Mark Graves is chief executive officer of Auxilium Partnership
A couple of weeks ago we announced our collaboration with UnderwriteMe, where we’ll offer our member firms access to the Protection Platform.
Why now? Well, among other reasons, never has protection insurance been more desperately called upon, and this platform is the ideal ‘stepping on’ point.
Coronavirus is a life (and business) changing event, and all those mortgage advisers who ‘don’t really do’ protection are looking for an alternate revenue stream.
With a reportedly huge increase in enquiries, the old adage that ‘protection is sold, not bought’ has been flipped on its head by a public that is terrified for its financial wellbeing. sharp focus.
This pandemic has brought into sharp focus many things, the most important of which are human suffering, illness, isolation and tragically, death.
However, from an insurance perspective, it has also meant that we now have proof that what industry research has been showing for a very long time about savings and financial sustainability is true.
Most people could not survive without their income for more than a few months. Indeed, almost 18% of people couldn’t survive for more than one week.
One week. The government has recommended 14 days of isolation if someone in your household has shown symptoms. Two in five Brits get no more than a month of sick pay, and 16.1% get none at all.
This truly is a wake-up call for advisers, who must realise the importance of the role they play in helping clients take out the right protection products for their needs.
Work I’ve been doing recently has confirmed to me that at least 25% of the mortgage adviser population weren’t even asking their clients about their protection needs.
An estimate of well over a quarter of a million people have been confirmed to have had coronavirus, deaths have reached 37,500 and one million people in the UK are expected to lose their jobs, despite the government’s implementation of the furlough scheme.
Advisers who opted out of the protection conversation, or who only mentioned it at the end of a lengthy mortgage process, should surely be feeling worried.
What percentage of those people who self-isolated will struggle to pay their mortgage?
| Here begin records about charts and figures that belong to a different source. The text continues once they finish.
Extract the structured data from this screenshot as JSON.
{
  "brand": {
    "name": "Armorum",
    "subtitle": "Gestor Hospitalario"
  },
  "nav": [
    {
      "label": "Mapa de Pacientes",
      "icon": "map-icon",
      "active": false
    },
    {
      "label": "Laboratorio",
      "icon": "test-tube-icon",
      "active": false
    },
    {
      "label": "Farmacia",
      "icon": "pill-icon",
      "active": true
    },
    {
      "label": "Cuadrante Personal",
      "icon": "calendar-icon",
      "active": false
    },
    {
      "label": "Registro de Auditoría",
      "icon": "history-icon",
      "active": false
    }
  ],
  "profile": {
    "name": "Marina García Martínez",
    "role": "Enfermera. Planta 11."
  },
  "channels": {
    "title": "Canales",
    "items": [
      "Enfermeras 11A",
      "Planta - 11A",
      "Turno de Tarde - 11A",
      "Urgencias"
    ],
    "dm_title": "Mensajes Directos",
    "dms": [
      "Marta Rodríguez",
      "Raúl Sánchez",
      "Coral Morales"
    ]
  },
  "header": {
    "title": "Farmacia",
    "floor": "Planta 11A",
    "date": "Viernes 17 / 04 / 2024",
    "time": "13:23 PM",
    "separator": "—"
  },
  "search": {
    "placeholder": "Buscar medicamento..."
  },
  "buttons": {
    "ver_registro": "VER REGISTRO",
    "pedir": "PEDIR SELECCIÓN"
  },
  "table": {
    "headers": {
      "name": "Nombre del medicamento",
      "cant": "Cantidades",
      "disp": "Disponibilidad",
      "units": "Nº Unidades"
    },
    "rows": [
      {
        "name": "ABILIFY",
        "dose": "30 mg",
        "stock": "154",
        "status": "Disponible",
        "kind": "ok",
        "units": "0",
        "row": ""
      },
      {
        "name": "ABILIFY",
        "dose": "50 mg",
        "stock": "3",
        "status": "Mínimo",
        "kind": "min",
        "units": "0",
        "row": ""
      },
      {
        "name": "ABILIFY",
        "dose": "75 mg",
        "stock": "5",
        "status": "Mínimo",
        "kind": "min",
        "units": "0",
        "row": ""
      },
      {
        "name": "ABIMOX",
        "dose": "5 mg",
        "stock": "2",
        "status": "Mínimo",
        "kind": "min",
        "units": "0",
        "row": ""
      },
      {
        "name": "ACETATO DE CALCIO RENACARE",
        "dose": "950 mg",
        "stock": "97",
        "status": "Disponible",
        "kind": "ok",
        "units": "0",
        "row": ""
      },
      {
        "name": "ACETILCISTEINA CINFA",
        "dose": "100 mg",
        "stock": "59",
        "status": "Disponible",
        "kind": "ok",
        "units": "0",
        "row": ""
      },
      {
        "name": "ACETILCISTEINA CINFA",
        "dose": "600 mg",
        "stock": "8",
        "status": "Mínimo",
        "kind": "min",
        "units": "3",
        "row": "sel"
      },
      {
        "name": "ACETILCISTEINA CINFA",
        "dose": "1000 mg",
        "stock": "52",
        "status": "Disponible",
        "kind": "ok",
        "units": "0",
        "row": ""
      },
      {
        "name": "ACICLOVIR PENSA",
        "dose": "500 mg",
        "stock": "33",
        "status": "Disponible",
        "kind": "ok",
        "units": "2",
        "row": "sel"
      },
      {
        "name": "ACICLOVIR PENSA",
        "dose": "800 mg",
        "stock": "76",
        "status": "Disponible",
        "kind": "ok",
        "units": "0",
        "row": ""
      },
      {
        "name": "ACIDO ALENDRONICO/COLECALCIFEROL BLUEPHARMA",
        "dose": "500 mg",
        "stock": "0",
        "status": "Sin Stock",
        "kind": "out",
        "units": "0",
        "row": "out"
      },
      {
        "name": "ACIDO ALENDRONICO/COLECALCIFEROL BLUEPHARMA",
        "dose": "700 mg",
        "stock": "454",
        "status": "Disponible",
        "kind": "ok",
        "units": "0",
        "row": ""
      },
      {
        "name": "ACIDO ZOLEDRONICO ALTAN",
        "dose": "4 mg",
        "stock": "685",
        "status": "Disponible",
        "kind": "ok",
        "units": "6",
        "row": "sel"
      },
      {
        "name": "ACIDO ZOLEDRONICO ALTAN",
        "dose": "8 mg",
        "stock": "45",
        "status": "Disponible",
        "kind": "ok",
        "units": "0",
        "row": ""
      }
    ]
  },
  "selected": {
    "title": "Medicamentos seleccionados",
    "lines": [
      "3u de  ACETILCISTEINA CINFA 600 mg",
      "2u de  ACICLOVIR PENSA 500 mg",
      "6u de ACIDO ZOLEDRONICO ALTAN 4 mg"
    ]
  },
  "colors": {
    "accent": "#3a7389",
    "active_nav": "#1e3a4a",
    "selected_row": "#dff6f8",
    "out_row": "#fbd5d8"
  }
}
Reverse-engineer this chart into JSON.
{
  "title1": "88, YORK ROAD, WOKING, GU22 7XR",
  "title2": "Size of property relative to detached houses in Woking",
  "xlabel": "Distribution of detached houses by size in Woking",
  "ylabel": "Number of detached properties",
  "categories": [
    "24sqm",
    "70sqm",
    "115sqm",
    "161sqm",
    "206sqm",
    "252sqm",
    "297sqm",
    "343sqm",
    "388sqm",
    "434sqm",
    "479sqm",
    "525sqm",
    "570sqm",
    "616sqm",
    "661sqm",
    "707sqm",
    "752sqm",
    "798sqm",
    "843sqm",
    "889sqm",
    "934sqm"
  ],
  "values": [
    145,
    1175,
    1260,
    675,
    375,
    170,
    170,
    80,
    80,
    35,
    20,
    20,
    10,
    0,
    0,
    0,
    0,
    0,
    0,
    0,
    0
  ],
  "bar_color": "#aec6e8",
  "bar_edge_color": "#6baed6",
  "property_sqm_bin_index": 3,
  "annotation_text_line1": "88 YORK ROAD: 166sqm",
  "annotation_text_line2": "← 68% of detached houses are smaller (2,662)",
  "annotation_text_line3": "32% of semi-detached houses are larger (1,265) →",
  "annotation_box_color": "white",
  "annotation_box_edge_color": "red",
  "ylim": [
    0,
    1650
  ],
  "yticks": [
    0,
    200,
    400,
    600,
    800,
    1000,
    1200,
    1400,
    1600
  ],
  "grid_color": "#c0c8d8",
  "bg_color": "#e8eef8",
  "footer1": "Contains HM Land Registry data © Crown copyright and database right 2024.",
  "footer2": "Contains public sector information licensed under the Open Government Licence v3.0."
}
How many people were hospitalised, ventilated, put into a coma as a result of contracting the disease?
What number of soon-to-be-unemployed people will have taken out a new mortgage over the last few years?
How many of these people would have had some level of financial protection under income protection, unemployment cover or critical illness cover if only their adviser had taken the time to offer truly bespoke advice?
It seems to me that those advisers who are now trying to get mortgage payment holidays from lenders for their clients perhaps wouldn’t have needed to, had they sold the right protection at the outset.
Advisers often use the lack of time as a reason for not having offered protection insurance, but how much more time are they now spending stuck in a queue trying to get those payment holidays through?
How much better would it have felt to have been able to proactively call a client and say ‘It’s OK, we’ve got this, you’re covered,’ rather than wait for calls to come in from clients who found that they could no longer make their mortgage payments?
It’s not news that I believe lenders have a moral duty to clients to make sure they have measures in place to help them pay back their mortgage loans before handing over the money.
But they aren’t doing anything about that, so isn’t now the time to take matters into our own hands? Add a line of our own into the mortgage application forms that lays out the clear prioritisation of protection insurance within the mortgage conversation? I see articles published almost daily talking about how well we’ve done as an industry to adapt to this strange ‘new normal’, but have we really learned anything?
What are we going to do differently from here on in? If lenders won’t put more effort into making sure an adviser helps a client protect their loan at the outset (and here I do have to praise Nationwide for its 12-month ‘no repossession’ pledge) then this leaves advisers having to accept the responsibility, not just for selling more protection insurance in general, but for selling more of the right protection insurance. client needs.
What percentage of those people who have taken out life cover will actually die during the term of the policy? According to Royal London, a male aged 35 has a 3% chance of dying before he reaches 65, but an 11% chance of being diagnosed with a critical illness. The likelihood of being off work for two months or more rises to 26%!
That’s 8.5 times more likely than dying, so why isn’t income protection (IP) the first cover discussed? The conversation must start with what a client actually needs: general insurance (GI) and IP, followed by critical illness (CI) and then life cover, rather than starting with life.
Flip the conversation on its head. Carve the budget for protection out of the mortgage loan straight off the bat.
Be upfront and don’t ever say you didn’t have time for the conversation. Right now we have nothing but time, so use it wisely.